Secara umum, struktur permodalan BUMN di sektor infrastruktur memang memiliki leverage yang lebih tinggi di banding sektor lain, sehingga hal ini meningkatkan risiko sektoral terutama di saat kenaikan suku bunga komersial dan melemahnya kondisi makroekonomi seperti pada era pandemi Covid-19.
"Kami berharap termin pembayaran yang lebih wajar (berdasarkan progres pengerjaan dan atau pembayaran teratur secara periodik) dari pertumbuhan kontrak baru yang didapat para BUMN konstruksi, serta potensi penurunan suku bunga akan memperbaiki kinerja keuangan perusahaan sektor infrastruktur," imbuhnya.
Adapun, faktor positif lainnya adalah tidak seperti beberapa tahun lalu, saat ini para BUMN konstruksi menghindari pengerjaan turnkey project (yang pembayarannya dilakukan hanya setelah proyek selesai) sehingga dapat mengurangi beban neraca keuangan ke depannya.
Advertisement
Sektor Pilihan
Lantas, apa sektor pilihan yang dijagokan untuk tahun ini?

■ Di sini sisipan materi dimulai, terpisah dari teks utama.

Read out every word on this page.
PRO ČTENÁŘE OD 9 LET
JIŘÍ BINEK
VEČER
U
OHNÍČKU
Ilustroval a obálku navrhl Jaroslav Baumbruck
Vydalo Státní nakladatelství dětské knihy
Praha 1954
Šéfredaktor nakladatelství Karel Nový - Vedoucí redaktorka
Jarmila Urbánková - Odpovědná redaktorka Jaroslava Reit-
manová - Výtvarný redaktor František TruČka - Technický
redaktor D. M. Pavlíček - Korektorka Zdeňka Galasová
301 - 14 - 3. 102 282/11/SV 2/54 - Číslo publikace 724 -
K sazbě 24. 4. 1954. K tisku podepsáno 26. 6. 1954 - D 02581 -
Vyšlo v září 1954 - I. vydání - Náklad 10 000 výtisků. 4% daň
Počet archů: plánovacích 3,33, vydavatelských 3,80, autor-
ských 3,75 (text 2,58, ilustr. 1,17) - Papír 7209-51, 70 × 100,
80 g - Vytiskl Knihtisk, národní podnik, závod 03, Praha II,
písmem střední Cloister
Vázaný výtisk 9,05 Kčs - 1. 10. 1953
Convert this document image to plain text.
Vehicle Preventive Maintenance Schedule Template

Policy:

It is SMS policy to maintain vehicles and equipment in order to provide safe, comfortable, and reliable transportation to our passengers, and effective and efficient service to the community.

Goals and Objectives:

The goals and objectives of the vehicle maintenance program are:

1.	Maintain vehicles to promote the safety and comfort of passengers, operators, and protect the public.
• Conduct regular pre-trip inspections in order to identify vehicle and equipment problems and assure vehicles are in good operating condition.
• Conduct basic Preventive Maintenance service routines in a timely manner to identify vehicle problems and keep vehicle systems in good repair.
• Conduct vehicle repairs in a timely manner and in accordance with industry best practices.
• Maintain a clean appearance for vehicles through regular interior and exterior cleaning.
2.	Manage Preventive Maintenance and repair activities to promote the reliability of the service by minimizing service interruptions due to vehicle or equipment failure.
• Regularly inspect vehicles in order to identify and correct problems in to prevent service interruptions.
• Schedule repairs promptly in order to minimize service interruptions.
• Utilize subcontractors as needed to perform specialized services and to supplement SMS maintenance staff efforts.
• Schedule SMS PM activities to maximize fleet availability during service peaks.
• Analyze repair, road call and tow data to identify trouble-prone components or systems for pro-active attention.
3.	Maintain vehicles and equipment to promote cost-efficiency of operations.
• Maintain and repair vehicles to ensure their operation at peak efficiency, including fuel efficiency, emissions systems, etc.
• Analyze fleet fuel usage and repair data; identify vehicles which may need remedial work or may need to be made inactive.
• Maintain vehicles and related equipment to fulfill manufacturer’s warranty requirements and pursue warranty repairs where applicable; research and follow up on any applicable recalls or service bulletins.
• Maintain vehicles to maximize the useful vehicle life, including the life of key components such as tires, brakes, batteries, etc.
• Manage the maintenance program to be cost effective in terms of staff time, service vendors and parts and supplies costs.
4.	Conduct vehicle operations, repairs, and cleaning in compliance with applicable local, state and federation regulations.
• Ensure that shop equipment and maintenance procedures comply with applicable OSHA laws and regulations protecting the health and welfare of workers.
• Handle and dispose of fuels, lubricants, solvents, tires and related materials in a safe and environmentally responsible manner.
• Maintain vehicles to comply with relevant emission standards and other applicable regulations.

Menurut Doni, penerbitan obligasi korporasi masih didominasi oleh sektor keuangan, seperti multifinance, bank, dan institusi keuangan non-bank.
"Marjin laba yang masih tinggi serta kondisi ekonomi yang menunjukkan pemulihan yang cukup cepat dan ke arah yang lebih baik, akan mendorong sektor ini terus tumbuh. Telekomunikasi, baik penyedia jasa (telco provider) maupun perusahaan menara telekomunikasi juga merupakan frequent issuer di pasar obligasi korporasi Indonesia," ujar dia.
Tak hanya itu, rekam jejak yang baik dari perusahaan-perusahaan pada sektor tersebut membuatnya dapat menjadi pilihan investasi di sektor riil non-keuangan.